Mit lautem Getöse und Musik zieht er mit seinem närrischen Gefolge normalerweise am Rosenmontag durch die Pecher Straßen. Gemeint ist der Eazebär, der eine regionale Variante der Fastnacht (Winteraustreibung) verkörpert. Nach alter Tradition ist er nur durch Spenden und Ess- oder Trinkbarem zu besänftigen. Zu seinem Namen kam der Eazebär, weil sein Kostüm früher aus getrocknetem Erbsenstroh gefertigt wurde.

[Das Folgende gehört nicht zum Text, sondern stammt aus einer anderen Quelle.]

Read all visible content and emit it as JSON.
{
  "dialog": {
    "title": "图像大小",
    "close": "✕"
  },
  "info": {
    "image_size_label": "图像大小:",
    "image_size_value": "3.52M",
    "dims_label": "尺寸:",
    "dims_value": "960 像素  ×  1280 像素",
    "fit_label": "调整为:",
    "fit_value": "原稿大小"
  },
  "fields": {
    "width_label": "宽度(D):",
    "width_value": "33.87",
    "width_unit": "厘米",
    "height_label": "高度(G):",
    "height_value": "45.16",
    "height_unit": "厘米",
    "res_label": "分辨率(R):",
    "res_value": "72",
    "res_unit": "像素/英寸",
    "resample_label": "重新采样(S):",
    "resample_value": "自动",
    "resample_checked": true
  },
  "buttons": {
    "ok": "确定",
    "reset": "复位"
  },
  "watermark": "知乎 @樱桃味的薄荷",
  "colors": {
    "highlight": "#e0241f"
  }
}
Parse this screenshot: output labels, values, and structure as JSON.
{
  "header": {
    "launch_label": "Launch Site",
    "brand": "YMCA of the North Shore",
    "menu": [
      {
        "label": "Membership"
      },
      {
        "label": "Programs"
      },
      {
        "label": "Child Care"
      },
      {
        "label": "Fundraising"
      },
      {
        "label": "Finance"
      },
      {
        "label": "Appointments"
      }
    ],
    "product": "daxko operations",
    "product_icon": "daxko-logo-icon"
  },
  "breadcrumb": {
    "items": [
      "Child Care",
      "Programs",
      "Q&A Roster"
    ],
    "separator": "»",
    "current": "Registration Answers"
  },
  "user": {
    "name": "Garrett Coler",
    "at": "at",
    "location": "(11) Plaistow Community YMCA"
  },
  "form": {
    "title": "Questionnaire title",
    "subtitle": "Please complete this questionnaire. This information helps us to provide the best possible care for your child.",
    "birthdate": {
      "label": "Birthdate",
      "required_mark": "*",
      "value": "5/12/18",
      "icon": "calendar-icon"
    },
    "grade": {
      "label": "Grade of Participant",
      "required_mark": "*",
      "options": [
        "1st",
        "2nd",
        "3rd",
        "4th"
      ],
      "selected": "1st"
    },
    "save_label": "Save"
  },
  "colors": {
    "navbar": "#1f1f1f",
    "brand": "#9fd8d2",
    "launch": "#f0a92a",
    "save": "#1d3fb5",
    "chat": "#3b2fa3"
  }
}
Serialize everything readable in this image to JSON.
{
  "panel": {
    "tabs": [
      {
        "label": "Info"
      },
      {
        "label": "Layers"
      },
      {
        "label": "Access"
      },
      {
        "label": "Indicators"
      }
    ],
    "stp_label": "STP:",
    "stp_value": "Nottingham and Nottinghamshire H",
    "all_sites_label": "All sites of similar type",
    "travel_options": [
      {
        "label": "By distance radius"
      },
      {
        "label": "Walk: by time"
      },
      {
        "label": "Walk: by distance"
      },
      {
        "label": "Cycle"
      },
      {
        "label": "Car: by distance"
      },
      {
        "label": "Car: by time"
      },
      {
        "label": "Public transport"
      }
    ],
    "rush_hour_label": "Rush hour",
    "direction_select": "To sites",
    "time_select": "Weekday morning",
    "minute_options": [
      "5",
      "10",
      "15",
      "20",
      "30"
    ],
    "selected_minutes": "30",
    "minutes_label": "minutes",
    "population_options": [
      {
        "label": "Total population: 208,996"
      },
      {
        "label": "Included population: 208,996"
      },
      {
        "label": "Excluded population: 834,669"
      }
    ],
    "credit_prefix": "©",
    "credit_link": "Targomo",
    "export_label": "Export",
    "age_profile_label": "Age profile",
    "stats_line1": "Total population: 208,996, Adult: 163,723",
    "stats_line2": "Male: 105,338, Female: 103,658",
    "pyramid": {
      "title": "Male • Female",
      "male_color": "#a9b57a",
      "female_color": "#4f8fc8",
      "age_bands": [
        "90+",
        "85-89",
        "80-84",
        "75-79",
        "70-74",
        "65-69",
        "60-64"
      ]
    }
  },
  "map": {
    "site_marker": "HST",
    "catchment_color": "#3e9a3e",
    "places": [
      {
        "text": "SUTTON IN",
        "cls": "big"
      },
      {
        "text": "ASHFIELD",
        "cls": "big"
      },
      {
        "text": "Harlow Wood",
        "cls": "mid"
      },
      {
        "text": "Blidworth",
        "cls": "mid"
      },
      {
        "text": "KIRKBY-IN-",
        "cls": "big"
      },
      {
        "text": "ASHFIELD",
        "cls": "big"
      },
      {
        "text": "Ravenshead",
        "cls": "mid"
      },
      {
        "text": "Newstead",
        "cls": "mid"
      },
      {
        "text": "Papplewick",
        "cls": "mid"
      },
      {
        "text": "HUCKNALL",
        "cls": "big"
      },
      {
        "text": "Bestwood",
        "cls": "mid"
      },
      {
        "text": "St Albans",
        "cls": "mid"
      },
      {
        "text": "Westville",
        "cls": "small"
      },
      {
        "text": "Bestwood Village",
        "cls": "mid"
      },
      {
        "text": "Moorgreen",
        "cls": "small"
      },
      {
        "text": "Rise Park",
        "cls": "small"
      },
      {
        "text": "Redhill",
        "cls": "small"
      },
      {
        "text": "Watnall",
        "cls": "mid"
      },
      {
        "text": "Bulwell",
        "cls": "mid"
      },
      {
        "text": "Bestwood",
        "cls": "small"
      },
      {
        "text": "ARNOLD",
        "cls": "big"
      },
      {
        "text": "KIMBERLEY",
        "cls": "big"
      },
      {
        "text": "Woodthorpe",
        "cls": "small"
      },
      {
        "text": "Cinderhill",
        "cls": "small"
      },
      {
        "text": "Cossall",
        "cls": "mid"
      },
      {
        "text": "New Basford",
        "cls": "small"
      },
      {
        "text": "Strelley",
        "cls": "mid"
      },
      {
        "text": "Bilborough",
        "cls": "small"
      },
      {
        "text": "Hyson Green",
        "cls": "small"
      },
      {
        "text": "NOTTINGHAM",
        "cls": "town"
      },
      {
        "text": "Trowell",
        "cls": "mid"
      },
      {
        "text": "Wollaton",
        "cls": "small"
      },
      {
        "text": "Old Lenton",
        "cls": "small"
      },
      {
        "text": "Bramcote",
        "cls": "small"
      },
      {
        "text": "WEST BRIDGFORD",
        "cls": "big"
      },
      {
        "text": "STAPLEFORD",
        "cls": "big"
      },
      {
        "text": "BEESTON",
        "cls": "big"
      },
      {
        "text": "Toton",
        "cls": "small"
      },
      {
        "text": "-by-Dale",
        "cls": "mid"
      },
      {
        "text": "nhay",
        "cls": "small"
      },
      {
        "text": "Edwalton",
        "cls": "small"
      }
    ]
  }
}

In diesem Jahr wurde der Eazebär aber - coronabedingt - in seinem Winterquartier belassen und nicht geweckt. Durch das Kriegstreiben im Osten Europas ist der Bär aber aufgewacht und seine Entourage hat sich entschlossen den Gang durch Pech Ende März nachzuholen.
Der Bär und eine Vielzahl von Narren möchten somit auch ihre Solidarität mit dem ukrainischen Volk bekunden und die eingesammelten Spenden werden vollumfänglich der Flüchtlingshilfe Ukraine zur Verfügung gestellt.